Who suits it and who does not

This place works for: lunch during a work shift in Fells Point, a quick dinner for two when neither person wants the same thing, groups of three or four splitting a pie and a plate. It does not work for dates, groups larger than six, anyone requiring a table, or diners seeking nuanced flavor—the shawarma sauces are standard-issue and the Sicilian crust, while competent, does not develop complexity in the oven time used here.

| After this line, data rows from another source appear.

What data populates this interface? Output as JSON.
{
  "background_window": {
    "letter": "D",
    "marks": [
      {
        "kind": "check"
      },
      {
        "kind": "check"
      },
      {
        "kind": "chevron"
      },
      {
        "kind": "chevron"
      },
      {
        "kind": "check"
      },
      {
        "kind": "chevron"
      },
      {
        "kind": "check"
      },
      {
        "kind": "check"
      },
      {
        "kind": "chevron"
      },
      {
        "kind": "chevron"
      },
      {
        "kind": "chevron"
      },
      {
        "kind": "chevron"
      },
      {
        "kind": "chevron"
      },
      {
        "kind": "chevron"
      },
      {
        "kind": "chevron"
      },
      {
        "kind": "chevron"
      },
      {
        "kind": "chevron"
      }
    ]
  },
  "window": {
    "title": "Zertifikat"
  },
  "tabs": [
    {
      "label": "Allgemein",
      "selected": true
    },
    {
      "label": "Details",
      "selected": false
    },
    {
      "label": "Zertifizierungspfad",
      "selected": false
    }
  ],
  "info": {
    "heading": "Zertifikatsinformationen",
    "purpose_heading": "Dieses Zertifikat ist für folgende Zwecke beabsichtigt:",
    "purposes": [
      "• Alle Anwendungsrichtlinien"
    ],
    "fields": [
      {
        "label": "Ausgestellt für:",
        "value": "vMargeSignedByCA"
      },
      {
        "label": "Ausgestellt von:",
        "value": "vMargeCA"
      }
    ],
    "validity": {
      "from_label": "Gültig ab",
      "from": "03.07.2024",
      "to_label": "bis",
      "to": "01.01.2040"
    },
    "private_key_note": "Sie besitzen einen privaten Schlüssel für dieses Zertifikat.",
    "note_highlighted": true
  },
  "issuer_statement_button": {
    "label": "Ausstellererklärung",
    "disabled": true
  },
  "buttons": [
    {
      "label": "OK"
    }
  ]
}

What a first visit involves

Walk in, order at the counter, and wait. Shawarma orders take four to five minutes (the meat is pre-cooked and carved; assembly is quick). Pizza slices are pulled from a warming case or baked to order if the slice you want is gone; expect two to three minutes if baking. Payment is cash or card. There is no table service, no reservations, and no water station; you order, receive your food in a box or wrapper, and either eat standing at the single high counter or take it elsewhere.

Hours, location, and logistics

House of Shawarma & Pizza operates Tuesday through Sunday, 11 a.m. to 10 p.m.; closed Mondays. It sits on the 1700 block of Thames Street in Fells Point, directly across from the water. Street parking is metered and tight during evenings and weekends; a municipal lot is two blocks north. No dedicated lot. The storefront is small enough that during Friday or Saturday dinner service, a line of eight to ten people is not unusual.

This place fills a narrow operational gap: it exists because Fells Point lacks a casual, affordable option for lunch speed and dual-protein versatility, not because either concept reaches the quality ceiling Baltimore's pizza or Lebanese food can reach.